The U.S. Senate may be getting ready to ignore a proposal offered by its House colleagues that might have brought the prospect of greater academic success to thousands of school children.
For nearly four decades, the Head Start program, one of the most popular, yet failed education programs in U.S. history, has been refunded each year with little or no debate. Despite an annoying lack of evidence that the government’s pre-school program for underprivileged kids does any long-term good, the program’s defenders have so far successfully shouted down anyone who dares to point out that the emperor has no clothes.
This year, prior to Head Start’s reauthorization, the Bush administration decided it would see whether lawmakers are ready to face the facts. Citing research that the program isn’t living up to its original expectations, the administration began working with allies in the House of Representatives on a major overhaul in both funding and execution. One of the reforms coming out of this process passed the House by a single vote: creating a voluntary option for states to take over the program and administer it themselves.
In other words, House members want Head Start to overcome one of the most serious problems with one-size-fits-all programs from the federal government: the inflexibility of such programs in the face of differing situations and circumstances in different regions of the country. The power of this rule might be broken in Head Start’s case, if states had the power to adjust it to suit their individual needs.
Originally, the bill working its way through the House provided that any state that wished to administer the Head Start program itself would be able to do so. But howls of protest from a powerful lobby and its congressional allies forced the bill’s authors to reduce that proposal to a pilot program: Just eight states would be allowed to take over the program and distribute Head Start funds as they see fit. To allay fears that the move might be aimed at destroying the program entirely, proponents agreed to guarantee three years of funding at current levels.
We’re not talking about pennies, here. Today, the Head Start program services 900,000 children at an average cost of $6,900 per student — a total of over $6.2 billion, up sharply from $2.2 billion in 1993. It doesn’t take much imagination to figure out how a program so funded could develop a powerful lobby that is, in the words of one of America’s foremost education experts Chester Finn, “vehemently opposed to any system that holds this cherished program to account for its results.”
As of this writing, the Head Start lobby may be winning.
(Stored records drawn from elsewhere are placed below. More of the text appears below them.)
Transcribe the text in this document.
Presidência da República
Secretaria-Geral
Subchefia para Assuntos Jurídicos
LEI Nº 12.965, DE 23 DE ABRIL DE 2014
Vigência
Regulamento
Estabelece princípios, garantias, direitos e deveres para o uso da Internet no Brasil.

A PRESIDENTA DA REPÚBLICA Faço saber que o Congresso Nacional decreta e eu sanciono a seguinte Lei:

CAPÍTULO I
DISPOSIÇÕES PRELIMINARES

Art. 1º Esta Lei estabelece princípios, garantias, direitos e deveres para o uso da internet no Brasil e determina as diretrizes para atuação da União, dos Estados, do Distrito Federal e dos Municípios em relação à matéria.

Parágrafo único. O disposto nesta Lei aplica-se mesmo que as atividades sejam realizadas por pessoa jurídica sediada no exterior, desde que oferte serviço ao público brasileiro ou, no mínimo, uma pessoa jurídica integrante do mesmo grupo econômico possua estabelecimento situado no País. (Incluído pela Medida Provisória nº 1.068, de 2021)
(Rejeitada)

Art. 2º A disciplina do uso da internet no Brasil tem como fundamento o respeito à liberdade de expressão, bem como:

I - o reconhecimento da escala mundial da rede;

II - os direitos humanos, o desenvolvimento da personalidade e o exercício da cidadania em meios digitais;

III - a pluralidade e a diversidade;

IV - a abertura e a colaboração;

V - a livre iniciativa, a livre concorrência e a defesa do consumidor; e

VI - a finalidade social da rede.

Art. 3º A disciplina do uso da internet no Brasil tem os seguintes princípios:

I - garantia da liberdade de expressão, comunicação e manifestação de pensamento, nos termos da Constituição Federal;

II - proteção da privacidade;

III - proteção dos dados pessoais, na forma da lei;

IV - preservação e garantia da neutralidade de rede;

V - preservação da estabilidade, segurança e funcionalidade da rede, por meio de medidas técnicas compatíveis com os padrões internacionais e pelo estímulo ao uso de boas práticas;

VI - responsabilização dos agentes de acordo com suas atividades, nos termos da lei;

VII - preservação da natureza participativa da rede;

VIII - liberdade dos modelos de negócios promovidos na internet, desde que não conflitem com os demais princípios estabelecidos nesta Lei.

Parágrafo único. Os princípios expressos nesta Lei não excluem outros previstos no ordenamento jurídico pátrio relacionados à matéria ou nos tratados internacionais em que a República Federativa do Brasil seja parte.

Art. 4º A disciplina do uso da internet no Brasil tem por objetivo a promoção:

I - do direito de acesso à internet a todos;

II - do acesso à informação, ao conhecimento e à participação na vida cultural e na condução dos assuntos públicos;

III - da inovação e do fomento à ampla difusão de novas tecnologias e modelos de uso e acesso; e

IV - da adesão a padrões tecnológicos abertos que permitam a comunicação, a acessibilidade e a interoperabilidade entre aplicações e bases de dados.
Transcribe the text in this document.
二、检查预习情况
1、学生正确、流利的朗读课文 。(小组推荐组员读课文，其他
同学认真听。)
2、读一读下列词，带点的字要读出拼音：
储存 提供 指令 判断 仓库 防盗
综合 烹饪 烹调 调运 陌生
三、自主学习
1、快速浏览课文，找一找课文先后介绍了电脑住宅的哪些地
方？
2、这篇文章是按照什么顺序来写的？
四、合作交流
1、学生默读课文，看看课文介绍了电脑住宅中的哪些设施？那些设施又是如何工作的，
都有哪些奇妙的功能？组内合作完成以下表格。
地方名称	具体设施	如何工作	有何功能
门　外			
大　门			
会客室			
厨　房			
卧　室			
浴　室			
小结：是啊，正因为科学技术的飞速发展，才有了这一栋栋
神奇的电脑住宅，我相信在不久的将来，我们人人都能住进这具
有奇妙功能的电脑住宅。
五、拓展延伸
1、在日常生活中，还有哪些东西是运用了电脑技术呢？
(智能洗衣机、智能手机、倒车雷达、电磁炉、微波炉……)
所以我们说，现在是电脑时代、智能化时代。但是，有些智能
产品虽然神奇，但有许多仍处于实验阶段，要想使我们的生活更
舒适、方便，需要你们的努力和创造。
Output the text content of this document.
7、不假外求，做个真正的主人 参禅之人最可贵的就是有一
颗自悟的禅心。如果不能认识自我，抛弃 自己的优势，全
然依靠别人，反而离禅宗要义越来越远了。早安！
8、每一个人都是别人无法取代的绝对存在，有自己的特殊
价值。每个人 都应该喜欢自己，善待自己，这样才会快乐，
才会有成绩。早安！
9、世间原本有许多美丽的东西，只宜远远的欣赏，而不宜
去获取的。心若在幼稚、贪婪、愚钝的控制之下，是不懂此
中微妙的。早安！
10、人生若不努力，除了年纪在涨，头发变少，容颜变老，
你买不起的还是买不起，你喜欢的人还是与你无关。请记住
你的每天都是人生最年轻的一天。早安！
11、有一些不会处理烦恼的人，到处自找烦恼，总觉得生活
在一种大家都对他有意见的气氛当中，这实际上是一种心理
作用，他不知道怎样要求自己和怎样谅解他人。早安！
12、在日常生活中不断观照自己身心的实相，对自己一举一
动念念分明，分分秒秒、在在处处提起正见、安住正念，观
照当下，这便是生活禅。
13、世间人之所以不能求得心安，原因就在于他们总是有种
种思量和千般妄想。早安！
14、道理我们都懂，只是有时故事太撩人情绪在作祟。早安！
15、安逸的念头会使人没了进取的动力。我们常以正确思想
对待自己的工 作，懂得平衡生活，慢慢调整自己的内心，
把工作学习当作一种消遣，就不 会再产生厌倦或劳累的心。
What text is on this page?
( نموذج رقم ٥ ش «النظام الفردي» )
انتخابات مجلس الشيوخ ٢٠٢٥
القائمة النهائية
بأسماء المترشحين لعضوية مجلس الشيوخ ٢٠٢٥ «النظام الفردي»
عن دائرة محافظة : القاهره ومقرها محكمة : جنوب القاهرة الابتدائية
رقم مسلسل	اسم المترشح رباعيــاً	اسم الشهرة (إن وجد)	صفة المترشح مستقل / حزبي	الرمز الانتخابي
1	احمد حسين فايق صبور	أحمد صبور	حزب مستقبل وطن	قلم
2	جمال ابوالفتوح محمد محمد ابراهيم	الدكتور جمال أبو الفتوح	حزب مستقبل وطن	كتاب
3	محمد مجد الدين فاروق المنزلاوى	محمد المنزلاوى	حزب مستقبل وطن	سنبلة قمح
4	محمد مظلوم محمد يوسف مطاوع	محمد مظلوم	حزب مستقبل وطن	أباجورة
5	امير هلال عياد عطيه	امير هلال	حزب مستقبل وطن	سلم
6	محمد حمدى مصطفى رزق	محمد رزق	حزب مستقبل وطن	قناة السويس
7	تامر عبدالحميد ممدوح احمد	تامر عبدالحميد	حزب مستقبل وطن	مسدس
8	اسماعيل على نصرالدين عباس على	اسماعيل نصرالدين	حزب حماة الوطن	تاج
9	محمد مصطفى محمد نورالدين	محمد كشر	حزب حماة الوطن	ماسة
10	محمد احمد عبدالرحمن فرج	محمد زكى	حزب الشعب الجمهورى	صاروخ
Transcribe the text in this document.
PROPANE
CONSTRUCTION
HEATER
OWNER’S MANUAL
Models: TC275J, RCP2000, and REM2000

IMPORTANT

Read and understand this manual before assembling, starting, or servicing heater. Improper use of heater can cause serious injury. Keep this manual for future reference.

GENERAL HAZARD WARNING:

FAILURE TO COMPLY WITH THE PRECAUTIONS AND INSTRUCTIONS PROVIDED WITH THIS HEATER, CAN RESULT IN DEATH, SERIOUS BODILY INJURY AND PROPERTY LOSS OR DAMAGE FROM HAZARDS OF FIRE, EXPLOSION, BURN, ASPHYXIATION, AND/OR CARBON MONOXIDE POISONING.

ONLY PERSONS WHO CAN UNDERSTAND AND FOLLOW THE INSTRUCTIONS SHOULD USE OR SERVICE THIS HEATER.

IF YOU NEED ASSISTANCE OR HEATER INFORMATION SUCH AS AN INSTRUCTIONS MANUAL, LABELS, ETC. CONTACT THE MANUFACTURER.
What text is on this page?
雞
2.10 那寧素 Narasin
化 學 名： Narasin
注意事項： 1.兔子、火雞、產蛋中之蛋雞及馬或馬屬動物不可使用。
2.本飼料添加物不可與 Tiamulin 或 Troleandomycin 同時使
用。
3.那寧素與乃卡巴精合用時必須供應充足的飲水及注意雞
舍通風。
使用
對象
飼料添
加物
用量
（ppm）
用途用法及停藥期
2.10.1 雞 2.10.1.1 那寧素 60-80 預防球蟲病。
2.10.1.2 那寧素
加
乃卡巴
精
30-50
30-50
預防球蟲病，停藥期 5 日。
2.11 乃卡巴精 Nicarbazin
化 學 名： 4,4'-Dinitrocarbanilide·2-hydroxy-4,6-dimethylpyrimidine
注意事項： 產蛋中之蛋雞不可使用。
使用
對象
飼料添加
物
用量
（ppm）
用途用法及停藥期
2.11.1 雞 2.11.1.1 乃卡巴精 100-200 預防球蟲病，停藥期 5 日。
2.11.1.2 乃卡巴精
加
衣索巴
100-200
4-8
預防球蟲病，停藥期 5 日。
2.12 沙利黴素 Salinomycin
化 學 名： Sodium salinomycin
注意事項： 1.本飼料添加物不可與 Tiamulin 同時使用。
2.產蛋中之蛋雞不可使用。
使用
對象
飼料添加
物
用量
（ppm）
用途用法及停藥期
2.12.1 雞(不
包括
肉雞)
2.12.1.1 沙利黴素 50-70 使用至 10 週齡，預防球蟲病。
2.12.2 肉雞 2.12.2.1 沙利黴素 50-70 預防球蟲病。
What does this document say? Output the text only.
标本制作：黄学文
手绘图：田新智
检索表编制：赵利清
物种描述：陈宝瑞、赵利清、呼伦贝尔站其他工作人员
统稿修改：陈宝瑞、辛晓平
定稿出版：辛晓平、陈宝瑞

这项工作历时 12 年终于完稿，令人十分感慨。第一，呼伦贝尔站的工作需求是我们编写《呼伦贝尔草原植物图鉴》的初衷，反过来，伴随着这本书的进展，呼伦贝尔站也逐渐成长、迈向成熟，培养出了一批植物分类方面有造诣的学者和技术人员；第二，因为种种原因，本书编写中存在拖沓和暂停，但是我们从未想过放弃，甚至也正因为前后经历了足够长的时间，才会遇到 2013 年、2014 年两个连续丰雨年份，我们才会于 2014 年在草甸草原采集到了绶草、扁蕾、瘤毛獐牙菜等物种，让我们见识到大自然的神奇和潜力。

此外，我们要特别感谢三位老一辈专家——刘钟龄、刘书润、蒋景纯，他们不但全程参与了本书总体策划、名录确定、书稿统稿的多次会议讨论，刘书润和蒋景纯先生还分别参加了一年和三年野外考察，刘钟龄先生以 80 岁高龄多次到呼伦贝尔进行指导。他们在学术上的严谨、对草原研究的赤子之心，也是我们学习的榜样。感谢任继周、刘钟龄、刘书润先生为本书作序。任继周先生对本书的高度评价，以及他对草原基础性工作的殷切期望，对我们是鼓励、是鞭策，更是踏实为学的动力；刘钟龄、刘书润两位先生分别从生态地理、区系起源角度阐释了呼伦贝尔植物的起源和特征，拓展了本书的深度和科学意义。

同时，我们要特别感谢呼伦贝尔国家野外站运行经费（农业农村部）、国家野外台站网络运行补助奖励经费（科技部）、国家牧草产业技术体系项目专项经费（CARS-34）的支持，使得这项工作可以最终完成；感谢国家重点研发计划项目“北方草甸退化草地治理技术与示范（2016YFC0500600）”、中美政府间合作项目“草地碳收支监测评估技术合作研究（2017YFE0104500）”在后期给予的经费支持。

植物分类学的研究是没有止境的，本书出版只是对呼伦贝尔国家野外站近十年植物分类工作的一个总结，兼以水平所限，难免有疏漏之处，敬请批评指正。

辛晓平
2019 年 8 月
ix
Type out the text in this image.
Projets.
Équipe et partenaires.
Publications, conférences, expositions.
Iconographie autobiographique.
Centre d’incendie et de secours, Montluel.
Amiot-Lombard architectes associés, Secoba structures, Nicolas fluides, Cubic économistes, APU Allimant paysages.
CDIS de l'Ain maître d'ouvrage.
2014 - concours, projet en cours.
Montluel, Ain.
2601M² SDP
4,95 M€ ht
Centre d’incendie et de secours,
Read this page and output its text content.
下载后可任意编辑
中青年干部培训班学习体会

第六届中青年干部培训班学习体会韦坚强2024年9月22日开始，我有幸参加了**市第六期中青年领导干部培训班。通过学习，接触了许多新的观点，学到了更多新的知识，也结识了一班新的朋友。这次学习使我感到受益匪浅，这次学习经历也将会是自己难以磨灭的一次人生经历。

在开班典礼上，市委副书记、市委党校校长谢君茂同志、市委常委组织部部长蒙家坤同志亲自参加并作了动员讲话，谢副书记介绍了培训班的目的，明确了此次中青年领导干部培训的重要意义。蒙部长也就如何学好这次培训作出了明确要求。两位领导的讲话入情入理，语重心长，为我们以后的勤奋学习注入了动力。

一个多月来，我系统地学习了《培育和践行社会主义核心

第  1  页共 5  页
Two alternatives to the House plan have been introduced, one by Senate Democrats, another by Sen. Lamar Alexander, R-Tenn., neither of which include the plan to allow states a shot at running the program.
If no one in the U.S. Senate stands up to the Head Start lobby and explains to the American people how a program everyone loves can fail, one of the most promising chances in 38 years to truly help America’s underprivileged children will be missed.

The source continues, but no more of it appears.